Copyright (c) Microsoft Corporation. All rights reserved.

Licensed under the MIT License.

# Training Pipeline
---
This notebook demonstrates how to create a pipeline that trains and registers many models. We utilize the [ParallelRunStep](https://docs.microsoft.com/en-us/azure/machine-learning/how-to-use-parallel-run-step) to parallelize the process of training the models to make the process more efficient. For this solution accelerator we are using the [OJ Sales Dataset](https://azure.microsoft.com/en-us/services/open-datasets/catalog/sample-oj-sales-simulated/) to train individual models that predict sales for each store and brand of orange juice.

The model we use here is a simple, regression-based forecaster built on scikit-learn and pandas utilities. See the [training script](scripts/train.py) to see how the forecaster is constructed. This forecaster is intended for demonstration purposes, so it does not handle the large variety of special cases that one encounters in time-series modeling. For instance, the model here assumes that all time-series are comprised of regularly sampled observations on a contiguous interval with no missing values. The model does not include any handling of categorical variables. For a more general-use forecaster that handles missing data, advanced featurization, and automatic model selection, see the [AutoML Forecasting task](https://docs.microsoft.com/en-us/azure/machine-learning/how-to-auto-train-forecast).

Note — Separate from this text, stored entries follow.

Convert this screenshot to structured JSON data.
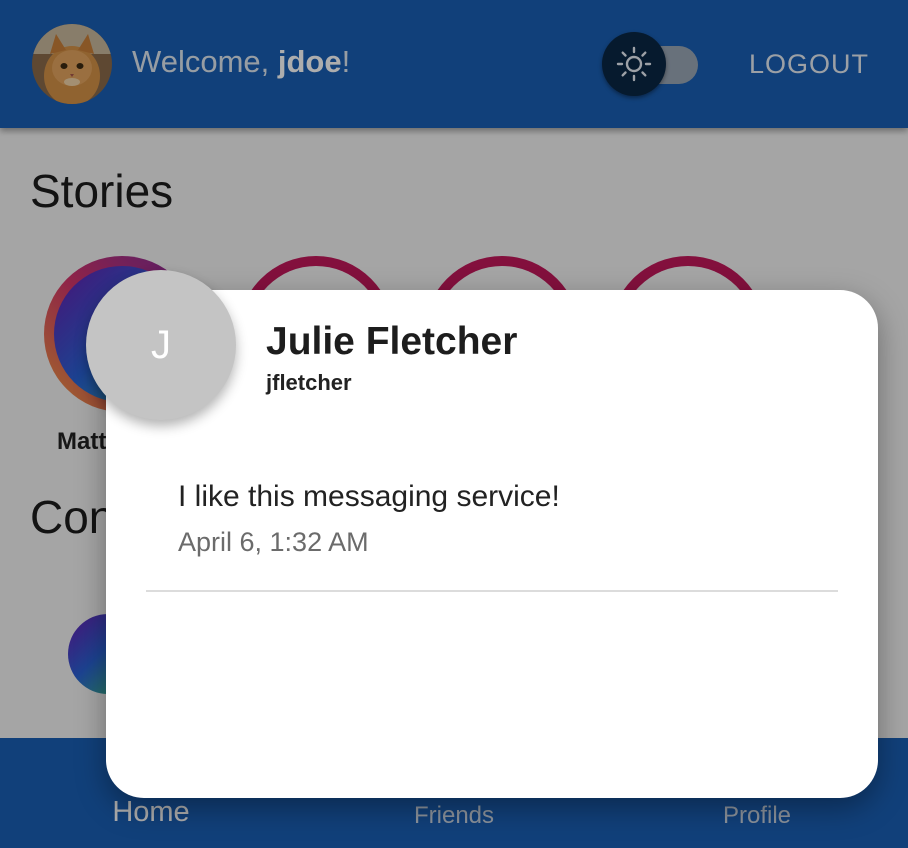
{
  "header": {
    "welcome_prefix": "Welcome, ",
    "username": "jdoe",
    "welcome_suffix": "!",
    "logout_label": "LOGOUT",
    "theme_toggle_icon": "sun-icon"
  },
  "stories": {
    "title": "Stories",
    "items": [
      {
        "name": "Matt"
      }
    ]
  },
  "contacts": {
    "title": "Con"
  },
  "nav": {
    "items": [
      {
        "label": "Home",
        "icon": "home-icon"
      },
      {
        "label": "Friends",
        "icon": "friends-icon"
      },
      {
        "label": "Profile",
        "icon": "profile-icon"
      }
    ],
    "active": "Home"
  },
  "dialog": {
    "avatar_initial": "J",
    "name": "Julie Fletcher",
    "username": "jfletcher",
    "message": "I like this messaging service!",
    "timestamp": "April 6, 1:32 AM"
  },
  "colors": {
    "primary": "#1a5fb4",
    "story_ring": "#c2185b",
    "scrim": "rgba(0,0,0,0.32)"
  }
}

Also, see the notebooks demonstrating [AutoML forecasting in a many models scenario](../Automated_ML). 

### Prerequisites
At this point, you should have already:

1. Created your AML Workspace using the [00_Setup_AML_Workspace notebook](../00_Setup_AML_Workspace.ipynb)
2. Run [01_Data_Preparation.ipynb](01_Data_Preparation.ipynb) to setup your compute and create the dataset

## 1.0 Connect to workspace and datastore

In [None]:
from azureml.core import Workspace

# set up workspace
ws = Workspace.from_config()

# set up datastores
dstore = ws.get_default_datastore()

print('Workspace Name: ' + ws.name, 
      'Azure Region: ' + ws.location, 
      'Subscription Id: ' + ws.subscription_id, 
      'Resource Group: ' + ws.resource_group, 
      sep = '\n')

## 2.0 Create an experiment

In [None]:
from azureml.core import Experiment

experiment = Experiment(ws, 'oj_training_pipeline')

print('Experiment name: ' + experiment.name)

## 3.0 Get the training Dataset
Next, we get the training Dataset we created in the last step using the [Dataset.get_by_name()](https://docs.microsoft.com/en-us/python/api/azureml-core/azureml.core.dataset.dataset?view=azure-ml-py#get-by-name-workspace--name--version--latest--) method.

In [None]:
from azureml.core.dataset import Dataset

dataset_name = 'oj_data_small_train'
small_dataset = Dataset.get_by_name(ws, name=dataset_name)
small_dataset_input = small_dataset.as_named_input(dataset_name)

## 4.0 Create the training pipeline
Now that the workspace, experiment, and dataset are set up, we can put together a pipeline for training.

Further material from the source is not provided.